Your essay makes some good points but it's rather inconsistent. Positing technology for mind duplication implies a far higher technological level than we currently have. Which, in turn, means that considerations of technological limitations re population limits must be adjusted (and we live in a post-industrial society where most paid labour is mostly pointless in any case).

In principle, the resources of the solar system are extremely large and the Earth alone could, given effectively applied science and engineering, sustain a vastly higher population than today.

Likewise, the mind-machine interactions via more direct interfacing would undoubtedly qualitatively change the mind in manners we cannot predict. Indeed, we likely wouldn't be human any more if we were immortal. Whether that is a good or bad thing would have to seen... and would, I imagine, depend on the individual.

And that's the problem I have with immortality - it doesn't banish death, for your humanity must inevitably perish for you to become immortal. I think that's what your essay was driving at but what I think you miss, or fail to make explicit, is that's not a problem of practicality - of mechanism - but of the intrinsic nature of what it is to be human.

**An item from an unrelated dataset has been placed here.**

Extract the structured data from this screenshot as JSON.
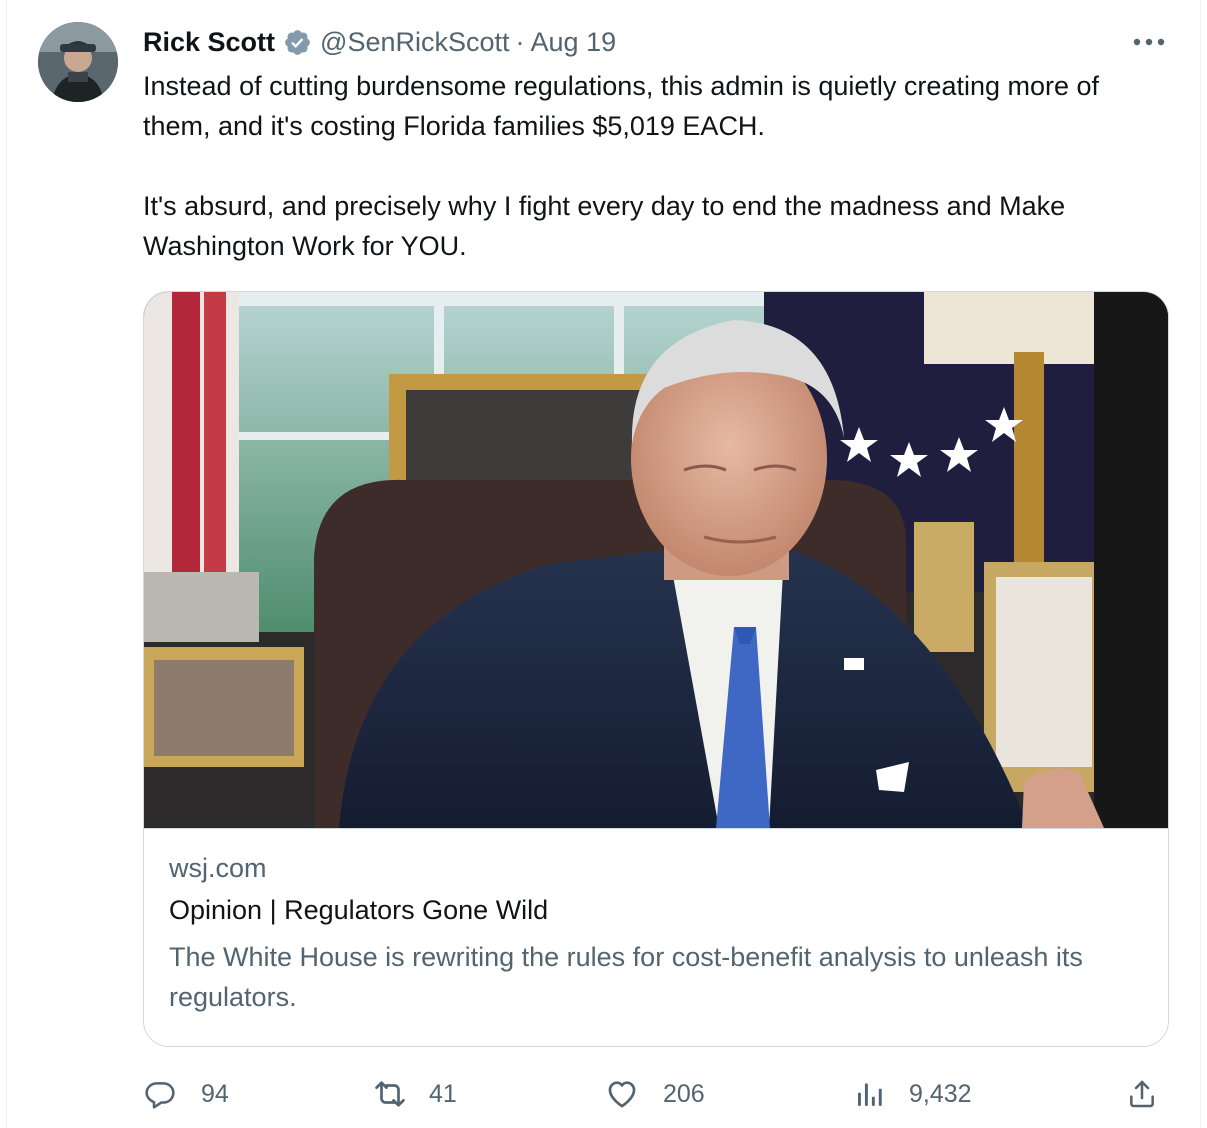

We can only exist in the eternal now. Even if we find creative ways to postpone the eternal sleep of non-being, nothing is forever - not even immortality.

godrealized said...

More on how to become Immortal... can physical immortality be gained in human form... how dominating kundalini shakti and practicing celibacy human beings finally reached stage of enlightenment (kaivalya jnana)... became immortal... gained omniscience for all practical purposes!

Who becomes immortal? One who after intense meditation is able to live longer compared to a normal human being or one, who does not have to manifest a body again and again and rests in peace in kingdom of god (termed Baikuntha in Hinduism)... not kingdom of heaven! Negating karma forever is reaching stage of immortality in human form!

Damian Damianopoulos said...

Although at the beginning it was a bit confusing and slowmoving, from the second part of the book the pace picked up and I relished the turn of the story. It seems that Shaw has considered the idea of the planet's collective intelligence. That is, he plays withs the idea that there is a collective intelligence of the planet on a higher level and individual humans or whatever are hosts of parts of that higher immortal intelligence, which is supposed to be indestructible and immortal. That idea was fascinating.

Anthony G Williams said...

Damain, I think you're referring to Shaw's novel featuring a form of immortaility: The Palace of Eternity. I have reviewed that on this blog (see the list of book reviews in the left column).